Un réseau de transport collectif efficace facilite grandement l’accès pour les familles aux services et aux infrastructures nécessaires au bon développement des tout-petits. Or, l’offre de transport en commun est très inégale sur le territoire québécois. Des solutions existent cependant pour mieux répondre aux besoins des familles. 

En plus de faciliter l’accès aux services de garde éducatifs, aux soins de santé, et aux infrastructures comme les parcs, les centres de loisirs et les bibliothèques, le transport collectif bénéficie à la santé des parents et de leurs enfants puisqu’il implique souvent des distances à parcourir à pied. Il contribue aussi à diminuer le trafic automobile, rendant ainsi les quartiers plus sécuritaires et favorables au jeu libre des enfants dans les rues du voisinage.  

Or, l’accès au transport en commun varie significativement sur le territoire québécois. En milieu urbain, 82,9 % des personnes habitent à moins de 500 mètres d'un arrêt de transport en commun. En milieu rural, cette proportion chute à 14 %.  

 Proportion des la population vivant à 500 mètres d'un arrêt de transport en commun, Québec, 2024

Des conséquences multiples pour les familles 

Selon la coordonnatrice Équité territoriale à Vivre en Ville, Florence Desrochers, le manque d’infrastructures pour la marche et le vélo, combiné à l’absence d’accessibilité universelle – qui vise à éliminer les obstacles qui se présentent à tous – incite de nombreuses familles à opter pour la voiture. « Quand on considère tous ces défis, l’achat d’une voiture, voire d’une deuxième voiture, est souvent une voie privilégiée des familles. Or, une voiture, ça coûte excessivement cher. » 
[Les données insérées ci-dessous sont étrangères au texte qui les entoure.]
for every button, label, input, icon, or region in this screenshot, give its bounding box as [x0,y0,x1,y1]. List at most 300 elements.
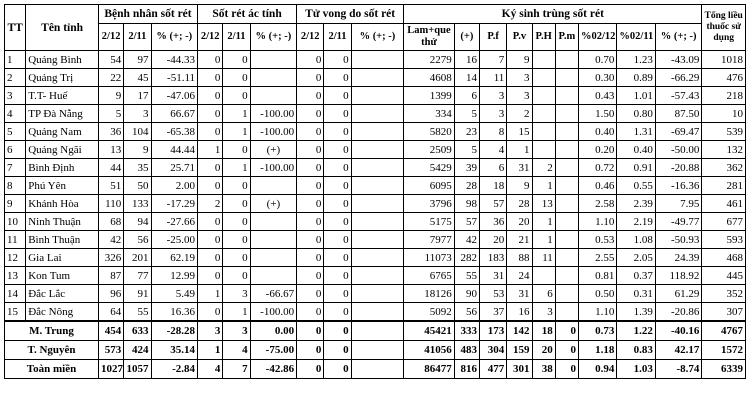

Selon la professeure et directrice du Centre Urbanisation Culture Société de l’INRS, Marie-Soleil Cloutier, l’usage prédominant de la voiture par les familles a plusieurs conséquences. « Le temps passé dans la voiture n’est pas toujours du temps de qualité passé avec les jeunes enfants. De plus, lorsqu’un enfant se déplace principalement en voiture, celui-ci a plus de difficulté à bien percevoir son quartier, les espaces et les distances. S’ajoutent à cela les risques en lien avec la sécurité routière, lorsque les enfants sont peu exposés aux déplacements piétons. »  

La complexité des déplacements : un défi du quotidien pour les familles 

Marie-Soleil Cloutier souligne qu’au Québec, plusieurs municipalités ayant un service de transport collectif offrent un accès gratuit aux enfants et aux familles, selon diverses formules. Par exemple, la Société de transport de Montréal offre la gratuité pour les 0-5 ans, ainsi que pour un maximum de cinq enfants âgés de 6 à 11 ans lorsqu’ils sont accompagnés d'une personne de 14 ans et plus munie d’un titre de transport. La ville de Mont-Tremblant offre, quant à elle, un service d’autobus gratuit pour tous les usagers, y compris les enfants, en tout temps. De telles politiques permettent d’éviter les coûts élevés qui peuvent freiner l’usage du transport collectif par les familles. 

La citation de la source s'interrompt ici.